The Schoonebeek heavy-oil field was first developed by Nederlandse Aardolie Maatschappij B.V. in the late 1940s. Because of economics, it was abandoned in 1996. In 2008, the Schoonebeek Redevelopment Project, using a gravity-assisted-steamflood (GASF) design concept, was initiated with 73 wells (44 producers, 25 injectors, and four observation wells). A key design requirement was long-term integrity of the cement sheath over an expected 25- to 30-year field life span. Complicating this requirement was the need for systems to place lightweight cement because lost-circulation issues were expected in both hole sections, particularly in the mechanically weak Bentheim sandstone.
The Schoonebeek field was discovered in 1943 and was on production until 1996. During this period, 597 vertical and deviated wells were drilled. In 1995, two horizontal wells were drilled to test borehole stability while drilling horizontals and test sand production during the production phase. Core data in numerous vertical wells show that the reservoir is coarsening upward. The lower part of the reservoir has a lower permeability than the upper part of the reservoir. One-fourth of the original oil volume was produced over the approximately 50-year period (more than 250 million bbl).
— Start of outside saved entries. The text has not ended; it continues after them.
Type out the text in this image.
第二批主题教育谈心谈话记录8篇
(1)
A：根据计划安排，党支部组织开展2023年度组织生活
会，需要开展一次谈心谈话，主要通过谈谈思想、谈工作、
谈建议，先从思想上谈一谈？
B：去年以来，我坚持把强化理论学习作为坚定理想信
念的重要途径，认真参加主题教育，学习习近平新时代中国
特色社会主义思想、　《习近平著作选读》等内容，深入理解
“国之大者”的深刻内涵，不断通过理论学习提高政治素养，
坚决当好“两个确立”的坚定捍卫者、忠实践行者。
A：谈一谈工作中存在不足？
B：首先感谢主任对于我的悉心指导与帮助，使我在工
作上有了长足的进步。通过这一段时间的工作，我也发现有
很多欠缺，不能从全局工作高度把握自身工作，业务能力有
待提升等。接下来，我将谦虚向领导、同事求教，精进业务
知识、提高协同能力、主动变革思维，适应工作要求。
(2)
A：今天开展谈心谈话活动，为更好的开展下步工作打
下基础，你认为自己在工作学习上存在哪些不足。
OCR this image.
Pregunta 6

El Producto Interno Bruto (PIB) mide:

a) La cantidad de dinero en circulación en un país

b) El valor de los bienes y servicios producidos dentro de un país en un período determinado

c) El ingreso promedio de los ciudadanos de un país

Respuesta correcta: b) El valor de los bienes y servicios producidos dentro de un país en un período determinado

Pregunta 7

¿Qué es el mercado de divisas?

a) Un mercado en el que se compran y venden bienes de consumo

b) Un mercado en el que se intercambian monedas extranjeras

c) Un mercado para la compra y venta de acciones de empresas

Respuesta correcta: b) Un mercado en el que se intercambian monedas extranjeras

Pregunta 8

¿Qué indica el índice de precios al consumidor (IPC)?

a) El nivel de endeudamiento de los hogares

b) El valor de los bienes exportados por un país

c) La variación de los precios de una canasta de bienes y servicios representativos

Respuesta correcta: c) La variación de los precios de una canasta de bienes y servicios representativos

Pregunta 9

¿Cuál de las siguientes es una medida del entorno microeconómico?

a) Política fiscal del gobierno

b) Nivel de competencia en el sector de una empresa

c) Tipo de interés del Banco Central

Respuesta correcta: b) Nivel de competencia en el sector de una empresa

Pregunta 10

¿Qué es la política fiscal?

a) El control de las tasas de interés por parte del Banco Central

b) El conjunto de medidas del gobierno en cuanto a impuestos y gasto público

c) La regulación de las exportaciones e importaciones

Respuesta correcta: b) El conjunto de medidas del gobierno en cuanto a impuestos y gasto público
Approximately 120 million bbl is expected to be produced by use of the GASF technique. Planned plateau production is 3000 m3/d, with a steam-injection plateau of 8000 to 10 000 m3/d.
Cementing thermal wells, particularly cyclic-steam-injection wells, is one of the most crucial and challenging cementing operations. Maintaining well integrity and zonal isolation over time is critical to the economic success of a steam project. The fundamental purpose of primary-cementing operations is the provision of effective zonal isolation during the life of the well. As wells become more challenging, more demands are placed on the cement-slurry design, operational practices, and in-situ properties of the well annular sealant. Uniform competent cement sheaths can minimize buckling, collapse, parting, or elongation caused by thermal stress.